A Simple Plan starts with narration and scenes of fallen nature. A fox staring into the hen house makes several appearances that takes the main character down the wrong path and if you look carefully, ends up dead and stuffed on a local barber’s window sill despite living in a nature preserve where hunting is not permitted. Hank, an upstanding local expecting his first child with his happy, librarian wife visits his dad’s grave with his homely, unemployed brother, Jacob, and Lou, Jacob’s loutish friend, i.e. people that Hank probably would not associate with if Jacob wasn’t family and Lou wasn’t tagging along. The friend reciprocates his disdain by ridiculing Hank’s manners and manliness. Jacob isn’t the brightest bulb in the bunch, but he is shocked by Jacob’s lack of emotional intelligence about their family history.
They find money and immediately fail John Quinones’ test of What Would You Do in a spectacular, cinematically contrived fashion with alacrity. Hank not only discovers that he is not better than the other two, but quite a bit worse regarding what he is capable of when the occasion arises. A Simple Man’s Hank is the everyman turned criminal albeit rationalizing every step of the way and explaining how his actions aren’t criminal or lack mens rea-a phenomenon more familiar to audiences with the release of Breaking Bad. (I haven’t seen Breaking Bad yet, but it is in the queue, and I know it is amazing.)

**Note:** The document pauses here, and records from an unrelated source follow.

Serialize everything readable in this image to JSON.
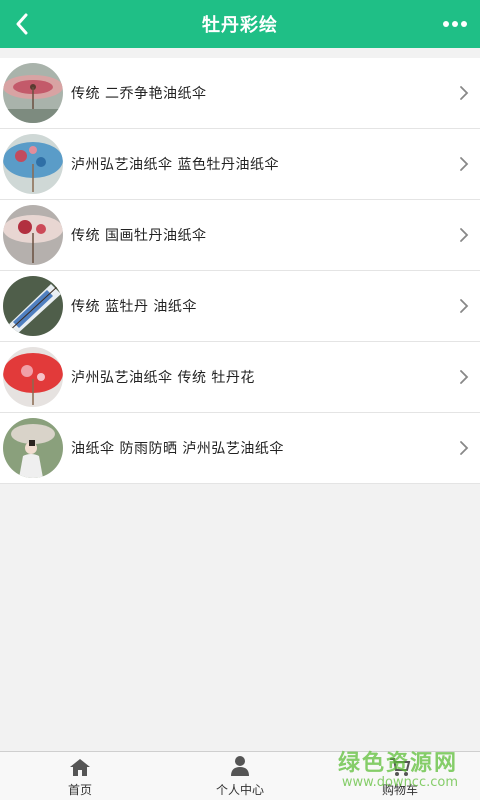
{
  "header": {
    "title": "牡丹彩绘"
  },
  "items": [
    {
      "label": "传统 二乔争艳油纸伞",
      "image": "umbrella-red-pink"
    },
    {
      "label": "泸州弘艺油纸伞 蓝色牡丹油纸伞",
      "image": "umbrella-blue"
    },
    {
      "label": "传统 国画牡丹油纸伞",
      "image": "umbrella-peony-red"
    },
    {
      "label": "传统 蓝牡丹 油纸伞",
      "image": "umbrella-blue-side"
    },
    {
      "label": "泸州弘艺油纸伞 传统 牡丹花",
      "image": "umbrella-red"
    },
    {
      "label": "油纸伞 防雨防晒 泸州弘艺油纸伞",
      "image": "woman-with-umbrella"
    }
  ],
  "tabbar": {
    "home": "首页",
    "profile": "个人中心",
    "cart": "购物车"
  },
  "watermark": {
    "line1": "绿色资源网",
    "line2": "www.downcc.com"
  },
  "colors": {
    "accent": "#1fbf86",
    "watermark": "#5fbf3a"
  }
}
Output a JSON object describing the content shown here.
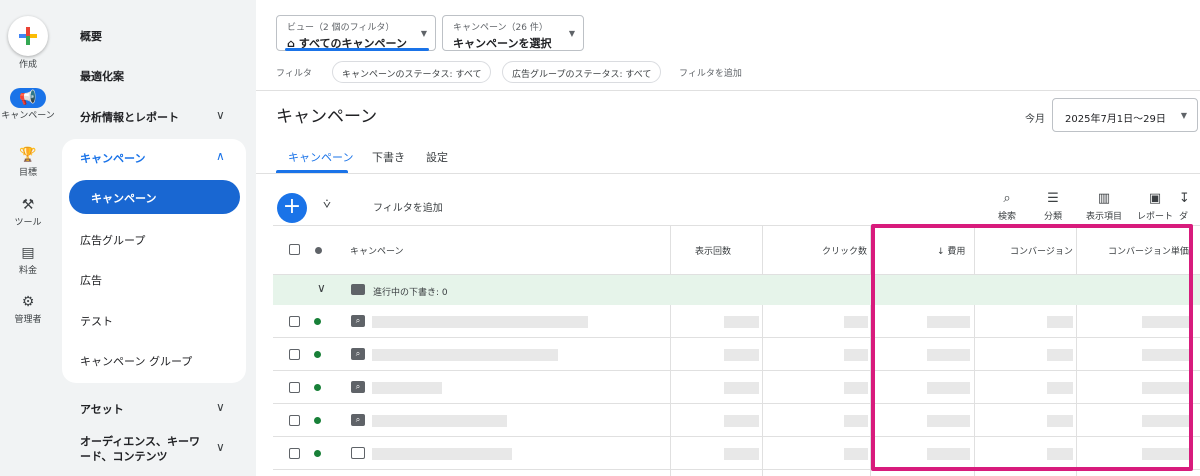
{
  "rail": {
    "create": "作成",
    "items": [
      {
        "label": "キャンペーン",
        "icon": "megaphone-icon"
      },
      {
        "label": "目標",
        "icon": "trophy-icon"
      },
      {
        "label": "ツール",
        "icon": "tools-icon"
      },
      {
        "label": "料金",
        "icon": "billing-icon"
      },
      {
        "label": "管理者",
        "icon": "gear-icon"
      }
    ]
  },
  "nav": {
    "top": [
      "概要",
      "最適化案",
      "分析情報とレポート"
    ],
    "group_title": "キャンペーン",
    "group_items": [
      "キャンペーン",
      "広告グループ",
      "広告",
      "テスト",
      "キャンペーン グループ"
    ],
    "bottom": [
      "アセット",
      "オーディエンス、キーワード、コンテンツ"
    ]
  },
  "filters": {
    "view_caption": "ビュー（2 個のフィルタ）",
    "view_value": "すべてのキャンペーン",
    "campaign_caption": "キャンペーン（26 件）",
    "campaign_value": "キャンペーンを選択",
    "filter_label": "フィルタ",
    "chips": [
      "キャンペーンのステータス: すべて",
      "広告グループのステータス: すべて"
    ],
    "add_filter": "フィルタを追加"
  },
  "page": {
    "title": "キャンペーン",
    "period_label": "今月",
    "date_range": "2025年7月1日〜29日"
  },
  "tabs": [
    "キャンペーン",
    "下書き",
    "設定"
  ],
  "toolbar": {
    "add_filter": "フィルタを追加",
    "tools": [
      "検索",
      "分類",
      "表示項目",
      "レポート",
      "ダ"
    ]
  },
  "table": {
    "headers": [
      "キャンペーン",
      "表示回数",
      "クリック数",
      "費用",
      "コンバージョン",
      "コンバージョン単価"
    ],
    "draft_row": "進行中の下書き: 0",
    "row_icons": [
      "search-icon",
      "search-icon",
      "search-icon",
      "search-icon",
      "display-icon"
    ]
  },
  "colors": {
    "accent": "#1a73e8",
    "highlight": "#d81b7c",
    "status_enabled": "#188038",
    "draft_row_bg": "#e6f4ea"
  }
}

While A Simple Plan still feels a bit derivative after Fargo, A Simple Plan is a much more beautiful and poetically filmed movie. The early scenes involving Hank’s daily life seem filled with joy and happiness whereas when these scenes are reprised later in A Simple Plan, they seem closer to Sisyphus and a life sentence of hard labor, particularly the wife whose life behind bars are framed by hard cover books. The constant, silent presence of a murder of crows grows more sinister as the birds begin to fight amongst themselves. The brief, but perfectly legible newspaper article reveals the money’s origin story: two brothers who are responsible for six murders. “All of this has happened before, and all of it will happen again.”
A Simple Plan is a proverbial masterpiece although it consists of a series of implausible situations that could only happen in movies. A Simple Plan recommends to its audience to be content and stay on the narrow path otherwise the other path at worst will lead to death and at best a life of misery and drudgery.